Making money: Dynamic Ad Insertion
Dynamic ad insertion is big in America – because it solves the how-to-monetise problem.
OTT is great because it helps cable operators offer a better viewing experience and hold on to subscribers in the face of stiff competition. But once they’ve done that… they need to monetise!
One way to do this is by delivering ads that target the specific people viewing the content at that moment. The beauty of OTT is that it’s over the Internet – so it provides all the data you need to target ads effectively. Then all you have to do is show the right ad at the right time – adding it either from the client (Client-Side Ad Insertion) or from the server (Server-Side Ad Insertion).
But Client-Side Ad Insertion (CSAI) is prone to ad blockers – meaning it does not always reach the intended audience. It’s also a disruptive viewer experience, forcing the viewer to wait for the player to trigger the browser to ask the server which ad to play, and then receive the ad stream, before reverting back to the main video stream when the ad is over. It piles on wait after wait.
That’s why Server-Side Ad Insertion (SSAI) has become crucial. It by-passes the ad-blockers, making sure that viewers actually see the ads; and it improves the viewing experience, by delivering a seamless video stream with the ads stitched right in.
And there were plenty of demos of dynamic ad insertion (server-side) at Cable-Tec Expo. ARRIS, for example, showed how its products could insert ads into HLS services via manifest manipulation. This enables delivery both to IP clients (such as Apple TV) by using OTT in their core network, and to legacy QAM set-top boxes by converting ABR to MPEG-2 TS. So members of the same houeshold using different clients can receive the same targeted OTT ad, if that ad targets their geographical location.
It’s funny how ABR – and not Multicast IP transport approaches – was being converted to MPEG-2 TS in this demo. Previously, operators were implementing ABR OTT platforms as an afterthought. They did this in parallel to their Multicast IPTV – which was the main delivery method. In this case, ABR is the common source format for the video. Which leads me to the next point.
Cutting costs: ABR
The other thing I picked up on is that ABR is becoming the de-facto approach for the video backbone distribution.

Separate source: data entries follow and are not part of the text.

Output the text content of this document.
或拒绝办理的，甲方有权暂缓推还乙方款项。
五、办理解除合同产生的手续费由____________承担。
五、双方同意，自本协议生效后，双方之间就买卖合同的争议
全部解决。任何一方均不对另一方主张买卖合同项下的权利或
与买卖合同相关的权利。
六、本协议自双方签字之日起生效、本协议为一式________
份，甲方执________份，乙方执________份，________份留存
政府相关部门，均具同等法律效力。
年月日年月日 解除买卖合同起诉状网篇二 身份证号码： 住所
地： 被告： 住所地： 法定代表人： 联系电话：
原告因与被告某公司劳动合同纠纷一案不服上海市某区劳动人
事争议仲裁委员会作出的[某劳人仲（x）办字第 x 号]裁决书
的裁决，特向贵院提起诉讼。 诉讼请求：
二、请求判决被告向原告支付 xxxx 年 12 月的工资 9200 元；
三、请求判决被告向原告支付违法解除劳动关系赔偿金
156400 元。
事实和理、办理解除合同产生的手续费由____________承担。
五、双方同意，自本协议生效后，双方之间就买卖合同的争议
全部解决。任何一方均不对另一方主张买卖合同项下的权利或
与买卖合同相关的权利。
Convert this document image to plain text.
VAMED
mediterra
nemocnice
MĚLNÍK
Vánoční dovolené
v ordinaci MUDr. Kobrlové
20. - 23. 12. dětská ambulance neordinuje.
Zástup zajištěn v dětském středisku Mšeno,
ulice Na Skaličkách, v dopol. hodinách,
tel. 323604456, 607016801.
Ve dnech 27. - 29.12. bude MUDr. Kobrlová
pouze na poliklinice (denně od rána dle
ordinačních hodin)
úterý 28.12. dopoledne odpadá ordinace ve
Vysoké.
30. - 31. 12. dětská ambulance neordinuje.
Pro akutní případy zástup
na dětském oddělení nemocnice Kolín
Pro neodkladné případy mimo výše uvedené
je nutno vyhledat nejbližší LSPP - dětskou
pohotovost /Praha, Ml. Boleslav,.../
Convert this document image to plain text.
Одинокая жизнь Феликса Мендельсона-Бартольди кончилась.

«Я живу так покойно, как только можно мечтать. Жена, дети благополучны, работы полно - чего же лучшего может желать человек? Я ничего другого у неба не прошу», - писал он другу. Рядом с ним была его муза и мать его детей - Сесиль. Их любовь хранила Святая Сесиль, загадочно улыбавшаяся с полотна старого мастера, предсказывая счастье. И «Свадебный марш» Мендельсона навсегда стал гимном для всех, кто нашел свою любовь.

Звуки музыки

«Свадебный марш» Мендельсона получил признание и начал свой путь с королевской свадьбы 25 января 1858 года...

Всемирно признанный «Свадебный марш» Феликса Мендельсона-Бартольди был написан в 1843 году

While ABR is not new, ABR formats are becoming dominant in all areas of video delivery. Previously, Multicast operators used IP transport approaches to deliver streams to set-top boxes on their network, and added ABR OTT for delivery to the CDN (Content Delivery Network) on and off their network. So content quality was uneven across different platforms and two distinct infrastructures had to be maintained.
Now, ABR OTT is being pushed to the core and replacing Multicast IP transport approaches. This means that operators need to process video only once. This pushes costs down as service providers can migrate from their other delivery methods, because ABR OTT enables them to reach anyone who has an Internet connection and an Internet player.
A bright future
ABR is driving OTT costs down and Dynamic Ad Insertion is enabling monetisation. The future looks bright for next-generation TV in the Americas!